Capturing the Light of a Skull

        This course is about light, sound, and time. This specific unit was about light. We learned about eyes, trigonometry, reflection, refraction, light waves, speed of light, waves, and more! We even went on a field experience to an eye doctor's place where they talked to us about the different parts of the eye and how they see light. In this unit, our action project was to make a pinhole camera and take photographs, so that we could explore how light, reflection, and cameras work. 

The way a pinhole camera works is there is a tiny pinhole in the camera which is the only way it should capture any light. The inside of the camera is painted completely black so the light doesn’t reflect and bounce around inside the camera. Then later we put light-sensitive paper in the camera so that the light can go through the pinhole and create an image on the paper.

NM "My camera" 2023

NM "Pinhole" 2023

NM "Inside of camera" 2023

For my camera, I used a solid tin cracker container, because I knew it would be the best type of container to keep light out. If there are any light leaks it would mess up my pictures, turning them black. I also painted the inside completely black to stop reflection. Once the inside of the container and top was painted black I cut out a small bit of an aluminum soda can and taped it over where I wanted my pinhole to be. Then I poked a small hole in the center of that piece and through the container, creating the "lens" of the camera. To create the shutter of the camera, I cut out a cardboard flap to tape over the hole. Once our cameras were finished, we headed to Truman college to take our pictures!

 

NM "What I was photographing" 2023

 

NM "Picture set-up" 2023

My camera doesn’t use refraction because refraction is when light bends when hitting another object, but it does stop reflection because of how I have painted the inside of the camera completely black. If it's not all black, light can reflect and bounce around, getting a messed-up image.
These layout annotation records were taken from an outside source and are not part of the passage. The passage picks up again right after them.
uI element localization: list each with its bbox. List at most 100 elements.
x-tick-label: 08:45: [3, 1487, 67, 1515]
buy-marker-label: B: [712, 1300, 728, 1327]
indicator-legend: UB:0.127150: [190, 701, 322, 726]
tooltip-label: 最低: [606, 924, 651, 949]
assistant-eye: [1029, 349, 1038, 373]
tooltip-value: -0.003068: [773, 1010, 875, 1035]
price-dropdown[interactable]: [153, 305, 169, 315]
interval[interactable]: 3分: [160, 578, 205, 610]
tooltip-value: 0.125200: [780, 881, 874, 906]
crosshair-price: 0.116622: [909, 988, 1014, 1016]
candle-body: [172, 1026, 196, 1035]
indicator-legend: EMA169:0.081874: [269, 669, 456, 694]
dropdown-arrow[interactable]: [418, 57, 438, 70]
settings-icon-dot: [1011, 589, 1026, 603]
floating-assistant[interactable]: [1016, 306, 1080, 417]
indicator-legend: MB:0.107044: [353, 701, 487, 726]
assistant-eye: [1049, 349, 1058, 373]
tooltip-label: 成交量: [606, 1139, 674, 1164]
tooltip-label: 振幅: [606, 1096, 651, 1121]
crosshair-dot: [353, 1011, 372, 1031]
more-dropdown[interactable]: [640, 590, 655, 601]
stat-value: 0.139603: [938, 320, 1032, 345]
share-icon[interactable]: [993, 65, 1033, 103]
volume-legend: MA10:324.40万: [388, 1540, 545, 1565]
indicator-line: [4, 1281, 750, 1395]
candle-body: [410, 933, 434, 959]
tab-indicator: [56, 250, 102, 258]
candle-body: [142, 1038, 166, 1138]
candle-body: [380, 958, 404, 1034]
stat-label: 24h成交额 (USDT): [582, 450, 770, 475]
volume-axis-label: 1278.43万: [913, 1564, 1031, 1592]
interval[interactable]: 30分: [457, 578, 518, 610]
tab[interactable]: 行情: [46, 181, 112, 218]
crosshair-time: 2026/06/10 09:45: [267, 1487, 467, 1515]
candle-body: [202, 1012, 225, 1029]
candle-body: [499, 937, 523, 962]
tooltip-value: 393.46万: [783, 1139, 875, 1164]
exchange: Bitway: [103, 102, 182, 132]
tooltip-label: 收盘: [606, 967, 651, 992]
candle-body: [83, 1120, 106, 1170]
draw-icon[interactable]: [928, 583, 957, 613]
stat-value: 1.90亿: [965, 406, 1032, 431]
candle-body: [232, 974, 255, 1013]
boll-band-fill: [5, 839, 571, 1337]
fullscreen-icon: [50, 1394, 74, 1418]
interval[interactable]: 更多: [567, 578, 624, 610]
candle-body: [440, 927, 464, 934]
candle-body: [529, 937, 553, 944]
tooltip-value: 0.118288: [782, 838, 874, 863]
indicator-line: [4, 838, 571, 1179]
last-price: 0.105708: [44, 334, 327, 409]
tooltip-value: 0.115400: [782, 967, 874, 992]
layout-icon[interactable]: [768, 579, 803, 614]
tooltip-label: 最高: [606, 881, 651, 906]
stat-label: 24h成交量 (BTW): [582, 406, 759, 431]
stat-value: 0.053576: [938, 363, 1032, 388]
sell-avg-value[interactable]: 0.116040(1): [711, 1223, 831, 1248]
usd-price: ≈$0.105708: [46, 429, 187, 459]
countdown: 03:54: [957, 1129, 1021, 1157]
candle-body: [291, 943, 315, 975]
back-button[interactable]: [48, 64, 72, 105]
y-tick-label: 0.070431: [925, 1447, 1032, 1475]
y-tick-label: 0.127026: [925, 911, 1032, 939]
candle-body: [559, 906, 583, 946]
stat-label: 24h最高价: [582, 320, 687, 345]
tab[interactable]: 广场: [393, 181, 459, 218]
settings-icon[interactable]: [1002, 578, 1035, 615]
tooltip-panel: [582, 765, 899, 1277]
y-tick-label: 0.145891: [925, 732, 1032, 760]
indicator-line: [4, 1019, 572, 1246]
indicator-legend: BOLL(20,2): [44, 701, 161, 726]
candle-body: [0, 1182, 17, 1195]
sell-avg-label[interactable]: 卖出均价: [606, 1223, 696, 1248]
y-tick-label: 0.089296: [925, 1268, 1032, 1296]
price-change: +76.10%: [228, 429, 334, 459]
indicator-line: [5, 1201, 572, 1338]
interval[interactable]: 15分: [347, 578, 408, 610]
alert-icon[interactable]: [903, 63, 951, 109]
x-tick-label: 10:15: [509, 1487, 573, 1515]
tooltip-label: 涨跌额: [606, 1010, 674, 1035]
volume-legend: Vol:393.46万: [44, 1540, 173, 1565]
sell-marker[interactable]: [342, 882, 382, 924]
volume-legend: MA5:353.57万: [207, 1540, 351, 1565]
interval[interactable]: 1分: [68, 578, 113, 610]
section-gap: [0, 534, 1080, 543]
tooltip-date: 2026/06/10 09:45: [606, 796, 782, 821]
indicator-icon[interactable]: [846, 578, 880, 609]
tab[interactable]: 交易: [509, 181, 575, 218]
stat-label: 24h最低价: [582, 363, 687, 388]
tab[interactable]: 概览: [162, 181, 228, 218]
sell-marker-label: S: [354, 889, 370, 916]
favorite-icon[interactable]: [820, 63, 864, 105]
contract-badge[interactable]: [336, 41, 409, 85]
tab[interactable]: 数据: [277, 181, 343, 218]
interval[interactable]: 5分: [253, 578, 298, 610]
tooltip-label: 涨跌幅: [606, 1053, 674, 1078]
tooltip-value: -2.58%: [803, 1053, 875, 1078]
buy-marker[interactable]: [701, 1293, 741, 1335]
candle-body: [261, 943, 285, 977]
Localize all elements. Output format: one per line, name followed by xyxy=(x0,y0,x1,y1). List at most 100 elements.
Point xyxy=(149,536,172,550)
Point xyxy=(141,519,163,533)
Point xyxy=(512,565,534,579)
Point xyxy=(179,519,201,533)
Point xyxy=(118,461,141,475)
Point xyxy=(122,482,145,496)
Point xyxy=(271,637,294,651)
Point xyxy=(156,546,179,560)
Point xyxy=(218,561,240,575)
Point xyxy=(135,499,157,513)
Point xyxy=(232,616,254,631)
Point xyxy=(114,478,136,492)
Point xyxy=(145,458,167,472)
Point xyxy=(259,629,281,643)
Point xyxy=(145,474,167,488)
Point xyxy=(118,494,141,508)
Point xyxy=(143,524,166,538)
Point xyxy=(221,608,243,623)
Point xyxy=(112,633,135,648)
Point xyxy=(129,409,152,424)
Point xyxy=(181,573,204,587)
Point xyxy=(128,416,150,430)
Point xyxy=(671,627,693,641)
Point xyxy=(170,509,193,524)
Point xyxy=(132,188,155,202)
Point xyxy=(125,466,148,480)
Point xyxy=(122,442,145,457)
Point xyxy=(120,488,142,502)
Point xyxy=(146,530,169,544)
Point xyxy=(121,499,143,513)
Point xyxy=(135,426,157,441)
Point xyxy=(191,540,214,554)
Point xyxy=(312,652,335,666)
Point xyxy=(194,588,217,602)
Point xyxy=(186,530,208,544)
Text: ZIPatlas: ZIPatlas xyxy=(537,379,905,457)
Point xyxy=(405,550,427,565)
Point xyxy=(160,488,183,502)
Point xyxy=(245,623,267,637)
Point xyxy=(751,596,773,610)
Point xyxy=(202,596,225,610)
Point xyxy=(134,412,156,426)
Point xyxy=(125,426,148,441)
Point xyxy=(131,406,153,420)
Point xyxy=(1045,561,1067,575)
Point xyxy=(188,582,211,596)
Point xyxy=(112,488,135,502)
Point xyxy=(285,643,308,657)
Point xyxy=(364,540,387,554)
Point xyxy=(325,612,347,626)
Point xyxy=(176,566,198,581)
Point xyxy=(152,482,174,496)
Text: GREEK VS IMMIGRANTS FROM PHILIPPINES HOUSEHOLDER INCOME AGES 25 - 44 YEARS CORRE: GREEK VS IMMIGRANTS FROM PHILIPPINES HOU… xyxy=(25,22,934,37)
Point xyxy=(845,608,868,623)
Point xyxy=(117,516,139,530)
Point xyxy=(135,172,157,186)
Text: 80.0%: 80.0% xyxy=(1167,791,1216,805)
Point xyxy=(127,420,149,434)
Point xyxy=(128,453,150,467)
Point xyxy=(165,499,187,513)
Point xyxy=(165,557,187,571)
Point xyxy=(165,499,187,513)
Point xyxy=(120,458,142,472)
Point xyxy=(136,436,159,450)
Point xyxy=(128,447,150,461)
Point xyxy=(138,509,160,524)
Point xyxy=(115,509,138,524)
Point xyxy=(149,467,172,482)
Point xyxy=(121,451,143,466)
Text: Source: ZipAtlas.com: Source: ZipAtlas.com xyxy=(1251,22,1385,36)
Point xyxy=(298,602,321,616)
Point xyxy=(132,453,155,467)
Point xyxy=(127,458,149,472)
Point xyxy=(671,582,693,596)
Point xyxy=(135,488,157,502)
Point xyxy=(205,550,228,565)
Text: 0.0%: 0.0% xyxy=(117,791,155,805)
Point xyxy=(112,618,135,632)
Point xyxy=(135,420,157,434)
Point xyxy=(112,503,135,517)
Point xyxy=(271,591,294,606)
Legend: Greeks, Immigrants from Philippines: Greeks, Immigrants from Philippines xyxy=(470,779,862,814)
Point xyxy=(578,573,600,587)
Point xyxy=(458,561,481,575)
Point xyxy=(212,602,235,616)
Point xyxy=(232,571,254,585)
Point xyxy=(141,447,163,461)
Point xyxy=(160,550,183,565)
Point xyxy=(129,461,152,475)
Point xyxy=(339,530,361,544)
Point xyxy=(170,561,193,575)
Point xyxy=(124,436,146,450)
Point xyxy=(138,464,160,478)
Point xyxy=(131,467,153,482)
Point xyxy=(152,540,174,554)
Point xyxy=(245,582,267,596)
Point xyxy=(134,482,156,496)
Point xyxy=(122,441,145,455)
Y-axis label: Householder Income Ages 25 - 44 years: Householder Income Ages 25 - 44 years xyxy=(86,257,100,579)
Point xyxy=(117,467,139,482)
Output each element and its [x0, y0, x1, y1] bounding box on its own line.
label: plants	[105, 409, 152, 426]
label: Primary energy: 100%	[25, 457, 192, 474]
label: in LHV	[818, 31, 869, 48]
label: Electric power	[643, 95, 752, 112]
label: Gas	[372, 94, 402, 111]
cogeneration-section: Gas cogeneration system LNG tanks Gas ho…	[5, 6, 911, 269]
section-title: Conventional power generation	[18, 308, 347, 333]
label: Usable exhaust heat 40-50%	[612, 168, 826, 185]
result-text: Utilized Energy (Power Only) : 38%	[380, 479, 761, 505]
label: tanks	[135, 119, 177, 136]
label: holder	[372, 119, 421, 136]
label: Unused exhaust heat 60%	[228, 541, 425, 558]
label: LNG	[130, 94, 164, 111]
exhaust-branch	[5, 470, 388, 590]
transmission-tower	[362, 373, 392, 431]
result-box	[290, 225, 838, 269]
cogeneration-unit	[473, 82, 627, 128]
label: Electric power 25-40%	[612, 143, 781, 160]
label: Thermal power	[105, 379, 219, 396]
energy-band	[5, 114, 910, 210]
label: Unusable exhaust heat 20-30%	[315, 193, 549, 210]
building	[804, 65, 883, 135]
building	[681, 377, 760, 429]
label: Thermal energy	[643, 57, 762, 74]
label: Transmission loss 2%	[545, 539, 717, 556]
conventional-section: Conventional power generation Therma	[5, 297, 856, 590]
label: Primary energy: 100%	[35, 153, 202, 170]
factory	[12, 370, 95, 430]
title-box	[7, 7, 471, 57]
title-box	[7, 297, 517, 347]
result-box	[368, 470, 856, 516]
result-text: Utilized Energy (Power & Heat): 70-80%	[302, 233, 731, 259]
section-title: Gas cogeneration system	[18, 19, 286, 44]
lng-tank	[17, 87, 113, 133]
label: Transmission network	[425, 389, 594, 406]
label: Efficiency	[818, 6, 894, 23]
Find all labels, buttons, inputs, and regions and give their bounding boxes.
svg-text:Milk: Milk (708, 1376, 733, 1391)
                              NM "Diagram" 2023

We had to do multiple calculations throughout this process, the first this we did was we measured the height of the pinhole to the bottom of the camera, then we measured the height of the object we were photographing, then we measured the distance of the pinhole to the paper, then we finally used this information to calculate how far our object would be from our camera in order to get the whole object in the picture. H1/W1 = H2/W2, 4/7 = 10/W2 = 70/4 = W4/4 = 17.5 (W2), then we subtract W1 from W2, to get the minimum distance the object should be from the camera, which in my case was 10.5 inches. The next calculations we did were finding the hypotenuses of the "triangles". To do that we used the Pythagorean theorem (A^2 + B^2 = C^2). So for the smaller triangle, I plugged everything in getting 7^2 + 4^2 = 65, and the square root of that is 8.06 (first hypotenuse). For the bigger triangle, I plugged everything in getting 17.5^2 + 10^2 = 406.25, and the square root of that is 20.15 (second hypotenuse). Lastly, we calculated the angles of these triangles. I found the thetaθ angle with the inverse tangent, tan^-1(H1/W1) = thetaθ which was tan^-1(4/7) = 29.74, and I found the last angle by subtracting my thetaθ(29.74) from 90, which got me 60.26.

Height of pinhole: 4 (H1)’

Distance from Pinhole to Paper: 7 (W1)

Height of Object: 10 (H2)

Distance between lens and object: 10.5 (x)

Smaller Hypotenuse: 8.06 (C1)

Larger Hypotenuse: 20.15 (C2)

Angle 1: 29.74 (Theta/θ)

Angle 2: 60.26 (Last angle)

Length of the object to paper: 17.5 (W2)

                      NM "Calculations" 2023

There is a shutter over the pinhole that you must keep closed when you're not taking a picture. When you want to take a picture, you position everything using your calculations and open the shutter for a certain amount of time. For my first photo, my exposure time was 5 minutes, and for my second photo, my exposure time was 7 minutes. When white light hits the object, the color bounces off of the object. The color from the object then goes in through the pinhole of the camera and hits the paper. The paper absorbs the color it has and turns it black, which is why it is a black-and-white image, it’s negative. So all of the areas that didn’t have color are white and all of the areas that did have color are black. My pictures came out really well because I made sure there were no light leaks, I painted the inside completely black and used a solid container, I lined up the pinhole accurately, I used my calculations wisely, and I also had a relatively big camera, so I got bigger images. 

NM "Photo 1" 2023

NM "Photo 2" 2023

I am extremely happy with how my camera and photographs came out. I am very proud of how well I made my camera. Throughout the process of making the camera, I had lots of stress because of how much of a perfectionist's brain I have, I wanted every part of it to be perfect. But I am so glad that my perfectionism paid off in the end because I think my pictures look really cool. I had trouble with the trigonometry calculations at first, but by the end, I got the hang of it and I am proud of myself for that. Overall this has been a really great and fun experience. Thank you for reading my post!